Hospital admission rates for these patients varies considerably from one ED physician to the next, with some physicians admitting an especially high number of patients and others sending a vast majority of those patients back home for rest and recuperation.
Is one strategy better than the other? Are ED hospitalization rates for chest pain directly related to patient outcomes?
A team of researchers aimed to find out, sharing its findings in Circulation: Cardiovascular Quality.
The study’s authors tracked data from more than 300 physicians within a California-based health system, focusing on patient encounters related to chest pain that occurred from January 2016 to December 2017. More than 38,000 encounters were included in the analysis. While more than 33,000 patients were discharged, more than 5,000 patients were admitted for suspected acute coronary syndrome (ACS).

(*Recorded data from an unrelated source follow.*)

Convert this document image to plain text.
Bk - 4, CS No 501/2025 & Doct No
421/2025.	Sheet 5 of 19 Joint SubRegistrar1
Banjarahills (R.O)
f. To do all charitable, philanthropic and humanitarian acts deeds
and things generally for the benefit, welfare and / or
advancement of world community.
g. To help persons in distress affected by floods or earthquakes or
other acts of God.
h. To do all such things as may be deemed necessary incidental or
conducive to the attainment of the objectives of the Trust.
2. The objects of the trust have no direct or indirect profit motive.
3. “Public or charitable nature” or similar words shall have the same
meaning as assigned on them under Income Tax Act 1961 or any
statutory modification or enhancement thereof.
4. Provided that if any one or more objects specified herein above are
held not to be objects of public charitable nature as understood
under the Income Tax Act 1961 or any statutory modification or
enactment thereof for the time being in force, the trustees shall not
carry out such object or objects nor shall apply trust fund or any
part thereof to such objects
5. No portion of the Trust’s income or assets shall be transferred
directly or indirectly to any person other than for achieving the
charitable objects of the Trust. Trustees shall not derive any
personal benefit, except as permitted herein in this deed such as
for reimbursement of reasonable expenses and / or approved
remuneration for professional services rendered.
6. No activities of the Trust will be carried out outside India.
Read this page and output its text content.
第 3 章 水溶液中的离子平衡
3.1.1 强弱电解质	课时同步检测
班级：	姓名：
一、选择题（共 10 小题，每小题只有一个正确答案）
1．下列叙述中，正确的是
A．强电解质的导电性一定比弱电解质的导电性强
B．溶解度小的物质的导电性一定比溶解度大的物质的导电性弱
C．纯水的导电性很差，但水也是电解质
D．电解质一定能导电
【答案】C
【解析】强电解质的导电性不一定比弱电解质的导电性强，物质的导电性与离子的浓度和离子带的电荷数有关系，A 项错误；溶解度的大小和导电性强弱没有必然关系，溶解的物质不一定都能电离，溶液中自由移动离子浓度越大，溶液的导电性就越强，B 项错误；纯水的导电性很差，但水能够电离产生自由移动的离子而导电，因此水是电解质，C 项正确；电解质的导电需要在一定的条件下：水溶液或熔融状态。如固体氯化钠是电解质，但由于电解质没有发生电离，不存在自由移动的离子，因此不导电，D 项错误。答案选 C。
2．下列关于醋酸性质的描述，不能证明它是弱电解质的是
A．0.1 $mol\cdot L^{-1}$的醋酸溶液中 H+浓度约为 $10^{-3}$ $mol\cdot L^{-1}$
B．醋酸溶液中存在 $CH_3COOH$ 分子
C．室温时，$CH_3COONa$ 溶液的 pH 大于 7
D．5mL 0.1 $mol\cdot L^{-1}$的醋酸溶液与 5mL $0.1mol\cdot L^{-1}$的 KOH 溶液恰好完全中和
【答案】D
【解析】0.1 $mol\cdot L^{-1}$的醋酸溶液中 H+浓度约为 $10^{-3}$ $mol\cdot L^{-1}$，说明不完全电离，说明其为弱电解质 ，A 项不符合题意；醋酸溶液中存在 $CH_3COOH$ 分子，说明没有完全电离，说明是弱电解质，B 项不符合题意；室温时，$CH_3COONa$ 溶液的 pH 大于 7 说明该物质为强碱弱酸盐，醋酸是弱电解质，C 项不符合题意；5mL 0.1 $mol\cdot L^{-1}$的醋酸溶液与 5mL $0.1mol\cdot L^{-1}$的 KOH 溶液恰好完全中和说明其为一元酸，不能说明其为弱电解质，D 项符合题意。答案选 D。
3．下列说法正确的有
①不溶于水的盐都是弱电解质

The key takeaway? Comparing physicians with high and low admission rates, the authors found there was no difference in 30-day mortality or acute myocardial infarction rates.
“Despite clinical care pathways aiming to safely reduce overall admissions for chest pain, our results suggest an additional opportunity to investigate the safe reduction of physician-level variation in the use of hospital care when evaluating patients with suspected ACS,” wrote lead author Shaw Natsui, MD, National Clinician Scholars Program at the University of California, Los Angeles, and colleagues.
The team did note that their work had certain limitations, including its retrospective design and the fact that patients who presented with “other atypical symptoms” associated with ACS were not included.